Cinquièmement : La clinique prime sur la théorie. Les points de réaction dorsaux, trouvés par palpation patiente, surpassent souvent les points classiques des manuels. L’empirisme rigoureux vaut mieux que le respect aveugle des cartes. Le corps vivant du patient dit toujours la vérité – encore faut-il savoir l’écouter.
La moxibustion au XXIe siècle
Nous vivons une époque paradoxale. D’un côté, l’intérêt pour les médecines traditionnelles n’a jamais été aussi fort en Occident. Les gens cherchent des alternatives aux approches purement pharmaceutiques, des thérapies plus « naturelles », une médecine qui traite la personne entière plutôt que des symptômes isolés.
D’un autre côté, la moxibustion reste largement méconnue, éclipsée même dans le monde de la médecine chinoise par l’acupuncture. Combien de personnes ont entendu parler d’acupuncture ? Des millions. Combien connaissent la moxibustion ? Une infime fraction.
Le combat de Zhou Meisheng reste d’actualité. La flamme qu’il a ravivée vacille encore. Elle a besoin de mains pour la protéger, de voix pour la faire connaître, de praticiens compétents pour la transmettre.
Les défis actuels
Plusieurs obstacles subsistent. Le problème de la fumée demeure non résolu de manière satisfaisante. La peur des brûlures et des cicatrices freine l’adoption de certaines techniques puissantes. La méconnaissance du grand public limite la demande. La formation insuffisante de nombreux praticiens de médecine chinoise en Occident – qui apprennent l’acupuncture mais à peine la moxibustion – perpétue le déséquilibre.
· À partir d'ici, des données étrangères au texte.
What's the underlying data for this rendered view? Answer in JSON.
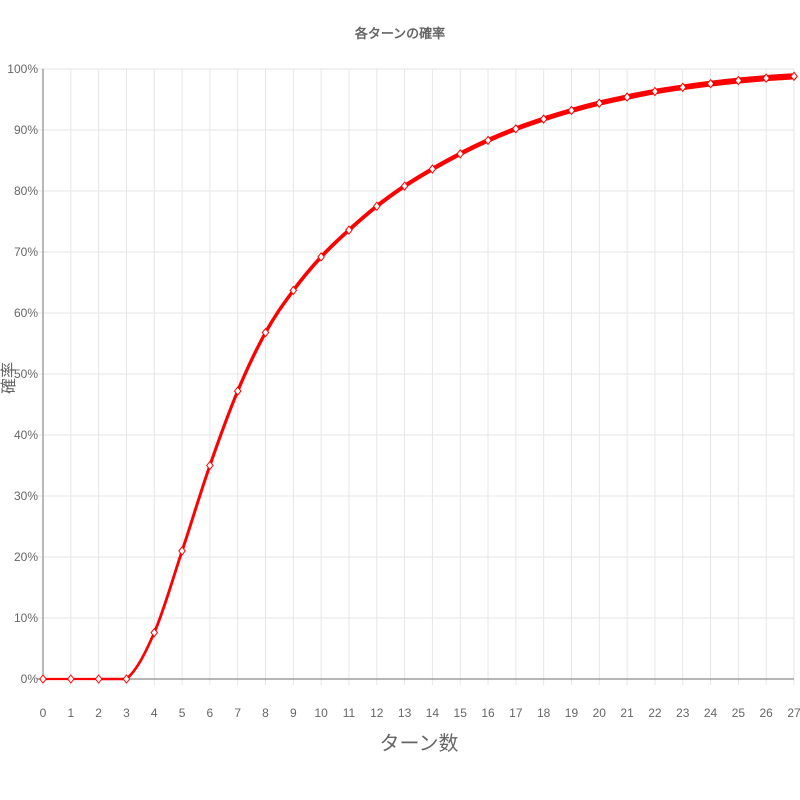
{
  "chart_data": {
    "type": "line",
    "title": "各ターンの確率",
    "xlabel": "ターン数",
    "ylabel": "確率",
    "x": [
      0,
      1,
      2,
      3,
      4,
      5,
      6,
      7,
      8,
      9,
      10,
      11,
      12,
      13,
      14,
      15,
      16,
      17,
      18,
      19,
      20,
      21,
      22,
      23,
      24,
      25,
      26,
      27
    ],
    "xlim": [
      0,
      27
    ],
    "ylim": [
      0,
      100
    ],
    "yticks": [
      "0%",
      "10%",
      "20%",
      "30%",
      "40%",
      "50%",
      "60%",
      "70%",
      "80%",
      "90%",
      "100%"
    ],
    "grid": true,
    "legend": "none",
    "series": [
      {
        "color": "#ff0000",
        "marker": "diamond",
        "values": [
          0,
          0,
          0,
          0,
          7.6,
          21.0,
          35.0,
          47.2,
          56.8,
          63.7,
          69.2,
          73.6,
          77.5,
          80.8,
          83.6,
          86.1,
          88.3,
          90.2,
          91.8,
          93.2,
          94.4,
          95.4,
          96.3,
          97.0,
          97.6,
          98.1,
          98.5,
          98.8
        ]
      }
    ]
  }
}
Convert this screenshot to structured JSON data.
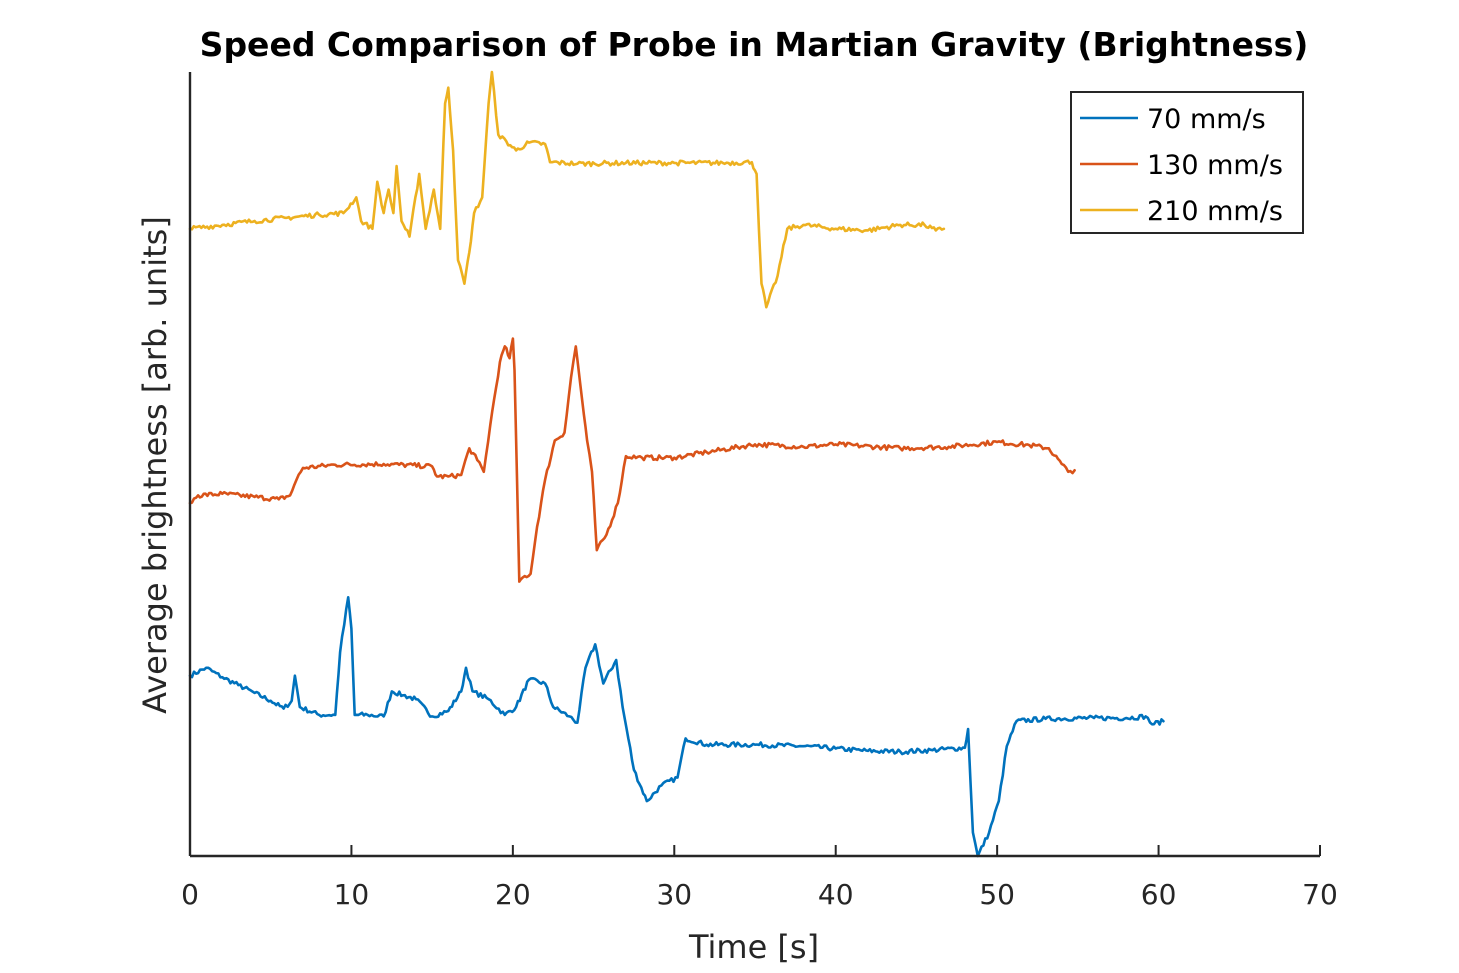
{
  "chart_data": {
    "type": "line",
    "title": "Speed Comparison of Probe in Martian Gravity (Brightness)",
    "xlabel": "Time [s]",
    "ylabel": "Average brightness [arb. units]",
    "xlim": [
      0,
      70
    ],
    "ylim": [
      0,
      10
    ],
    "x_ticks": [
      0,
      10,
      20,
      30,
      40,
      50,
      60,
      70
    ],
    "x_tick_labels": [
      "0",
      "10",
      "20",
      "30",
      "40",
      "50",
      "60",
      "70"
    ],
    "grid": false,
    "legend_position": "top-right",
    "series": [
      {
        "name": "70 mm/s",
        "color": "#0072BD",
        "points": [
          [
            0,
            2.3
          ],
          [
            1,
            2.4
          ],
          [
            2,
            2.28
          ],
          [
            3,
            2.18
          ],
          [
            4,
            2.08
          ],
          [
            5,
            1.98
          ],
          [
            5.8,
            1.88
          ],
          [
            6.3,
            1.98
          ],
          [
            6.5,
            2.3
          ],
          [
            6.8,
            1.9
          ],
          [
            8,
            1.8
          ],
          [
            9,
            1.8
          ],
          [
            9.3,
            2.6
          ],
          [
            9.8,
            3.3
          ],
          [
            10.0,
            2.9
          ],
          [
            10.2,
            1.8
          ],
          [
            11,
            1.8
          ],
          [
            12,
            1.78
          ],
          [
            12.5,
            2.1
          ],
          [
            13.2,
            2.05
          ],
          [
            14,
            2.0
          ],
          [
            15,
            1.78
          ],
          [
            16,
            1.85
          ],
          [
            16.8,
            2.1
          ],
          [
            17.1,
            2.4
          ],
          [
            17.5,
            2.1
          ],
          [
            18.5,
            2.0
          ],
          [
            19.5,
            1.8
          ],
          [
            20.2,
            1.9
          ],
          [
            21,
            2.25
          ],
          [
            22,
            2.2
          ],
          [
            22.5,
            1.9
          ],
          [
            23.5,
            1.78
          ],
          [
            24,
            1.7
          ],
          [
            24.5,
            2.4
          ],
          [
            25.1,
            2.7
          ],
          [
            25.6,
            2.2
          ],
          [
            26.4,
            2.5
          ],
          [
            26.8,
            1.9
          ],
          [
            27.5,
            1.1
          ],
          [
            28.3,
            0.7
          ],
          [
            29.2,
            0.9
          ],
          [
            30.2,
            1.0
          ],
          [
            30.7,
            1.5
          ],
          [
            32,
            1.42
          ],
          [
            35,
            1.42
          ],
          [
            38,
            1.4
          ],
          [
            40,
            1.37
          ],
          [
            42,
            1.34
          ],
          [
            44,
            1.33
          ],
          [
            46,
            1.35
          ],
          [
            48,
            1.38
          ],
          [
            48.2,
            1.62
          ],
          [
            48.5,
            0.3
          ],
          [
            48.8,
            0.0
          ],
          [
            49.5,
            0.3
          ],
          [
            50.1,
            0.7
          ],
          [
            50.6,
            1.4
          ],
          [
            51.2,
            1.72
          ],
          [
            53,
            1.75
          ],
          [
            56,
            1.76
          ],
          [
            58,
            1.76
          ],
          [
            59.2,
            1.78
          ],
          [
            59.6,
            1.68
          ],
          [
            60.3,
            1.72
          ]
        ]
      },
      {
        "name": "130 mm/s",
        "color": "#D95319",
        "points": [
          [
            0,
            4.5
          ],
          [
            0.5,
            4.6
          ],
          [
            2,
            4.62
          ],
          [
            4,
            4.58
          ],
          [
            5.5,
            4.55
          ],
          [
            6.2,
            4.6
          ],
          [
            6.6,
            4.8
          ],
          [
            7,
            4.95
          ],
          [
            9,
            4.99
          ],
          [
            12,
            5.0
          ],
          [
            15,
            4.97
          ],
          [
            15.3,
            4.84
          ],
          [
            16,
            4.84
          ],
          [
            16.8,
            4.86
          ],
          [
            17.3,
            5.2
          ],
          [
            17.8,
            5.05
          ],
          [
            18.2,
            4.9
          ],
          [
            18.6,
            5.5
          ],
          [
            19.2,
            6.3
          ],
          [
            19.5,
            6.5
          ],
          [
            19.8,
            6.35
          ],
          [
            20.0,
            6.6
          ],
          [
            20.1,
            6.2
          ],
          [
            20.4,
            3.5
          ],
          [
            20.6,
            3.55
          ],
          [
            21.1,
            3.6
          ],
          [
            21.5,
            4.2
          ],
          [
            22,
            4.8
          ],
          [
            22.6,
            5.3
          ],
          [
            23.2,
            5.4
          ],
          [
            23.6,
            6.1
          ],
          [
            23.9,
            6.5
          ],
          [
            24.3,
            5.8
          ],
          [
            24.6,
            5.3
          ],
          [
            24.9,
            4.9
          ],
          [
            25.2,
            3.9
          ],
          [
            25.8,
            4.1
          ],
          [
            26.5,
            4.5
          ],
          [
            27,
            5.1
          ],
          [
            28,
            5.08
          ],
          [
            30,
            5.08
          ],
          [
            32,
            5.15
          ],
          [
            35,
            5.25
          ],
          [
            38,
            5.22
          ],
          [
            40,
            5.25
          ],
          [
            44,
            5.2
          ],
          [
            47,
            5.22
          ],
          [
            50,
            5.28
          ],
          [
            52,
            5.24
          ],
          [
            53.2,
            5.2
          ],
          [
            54,
            5.0
          ],
          [
            54.4,
            4.9
          ],
          [
            54.8,
            4.92
          ]
        ]
      },
      {
        "name": "210 mm/s",
        "color": "#EDB120",
        "points": [
          [
            0,
            8.0
          ],
          [
            2,
            8.05
          ],
          [
            4,
            8.1
          ],
          [
            6,
            8.14
          ],
          [
            8,
            8.18
          ],
          [
            9.5,
            8.2
          ],
          [
            10.3,
            8.4
          ],
          [
            10.6,
            8.1
          ],
          [
            11.3,
            8.0
          ],
          [
            11.6,
            8.6
          ],
          [
            12,
            8.2
          ],
          [
            12.3,
            8.5
          ],
          [
            12.6,
            8.2
          ],
          [
            12.8,
            8.8
          ],
          [
            13.1,
            8.1
          ],
          [
            13.6,
            7.9
          ],
          [
            14.2,
            8.7
          ],
          [
            14.6,
            8.0
          ],
          [
            15.1,
            8.5
          ],
          [
            15.5,
            8.0
          ],
          [
            15.8,
            9.6
          ],
          [
            16.0,
            9.8
          ],
          [
            16.3,
            9.0
          ],
          [
            16.6,
            7.6
          ],
          [
            17.0,
            7.3
          ],
          [
            17.3,
            7.7
          ],
          [
            17.6,
            8.2
          ],
          [
            18.1,
            8.4
          ],
          [
            18.5,
            9.6
          ],
          [
            18.7,
            10.0
          ],
          [
            19.1,
            9.2
          ],
          [
            20.2,
            9.0
          ],
          [
            21,
            9.1
          ],
          [
            22,
            9.08
          ],
          [
            22.3,
            8.85
          ],
          [
            24,
            8.83
          ],
          [
            27,
            8.84
          ],
          [
            30,
            8.84
          ],
          [
            33,
            8.84
          ],
          [
            34.8,
            8.85
          ],
          [
            35.1,
            8.7
          ],
          [
            35.4,
            7.3
          ],
          [
            35.7,
            7.0
          ],
          [
            36.4,
            7.4
          ],
          [
            37,
            8.0
          ],
          [
            38,
            8.05
          ],
          [
            40,
            8.0
          ],
          [
            42,
            7.98
          ],
          [
            44,
            8.05
          ],
          [
            45.5,
            8.05
          ],
          [
            46.2,
            7.98
          ],
          [
            46.7,
            8.0
          ]
        ]
      }
    ]
  }
}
Mais ces défis ne sont pas insurmontables. Ils nécessitent simplement ce que Zhou Meisheng a démontré toute sa vie : persévérance, innovation respectueuse de la tradition, et foi dans l’efficacité de la méthode.
Pont entre tradition et modernité
La médecine chinoise, et la moxibustion en particulier, n’est pas figée dans un passé révolu. Elle évolue, s’adapte, intègre de nouvelles connaissances tout en préservant ses principes fondamentaux. Le « Jiu Sheng » incarne parfaitement cette dynamique : ancré dans les classiques (Suwen, Lingshu), nourri par l’observation clinique moderne, ouvert aux validations expérimentales, mais inflexible sur l’essentiel – les méridiens, le Qi, l’armoise, les principes Yin-Yang.
Cette médecine n’a pas besoin d’être « modernisée » au sens de renoncer à ses concepts pour adopter ceux de la biomédecine occidentale. Elle a besoin d’être comprise, pratiquée correctement, et mise en dialogue respectueux avec les autres approches médicales.
Votre chemin avec la moxibustion
Si vous lisez ces lignes, c’est probablement que la moxibustion a éveillé votre curiosité. Peut-être souffrez-vous d’une maladie chronique que les approches conventionnelles n’ont pas résolue. Peut-être êtes-vous praticien de médecine chinoise cherchant à approfondir vos connaissances. Peut-être êtes-vous simplement quelqu’un en quête de sagesse thérapeutique ancienne.
Quel que soit votre point de départ, sachez ceci : la moxibustion n’est pas une mode passagère ni un placebo exotique. C’est une médecine véritable, avec des indications précises, des contre-indications à respecter, des techniques à maîtriser.
Le dernier mot
Chaque praticien qui allume un cône d’armoise perpétue une tradition vieille de plusieurs millénaires. Chaque patient qui ressent la chaleur se propager le long d’un méridien confirme la validité de cette sagesse ancienne. Chaque guérison obtenue par la moxibustion ajoute une pierre à l’édifice de la preuve.
« Le ‘Jiu Sheng’ – le fil conducteur de la moxibustion – continue de guider ceux qui cherchent. Cette sagesse millénaire attend simplement d’être redécouverte et partagée. Puisse-t-elle éclairer votre propre chemin. »
La flamme voyage ainsi à travers le temps et l’espace, de main en main, de génération en génération, réchauffant, guérissant, illuminant.
Que cette flamme ne s’éteigne jamais.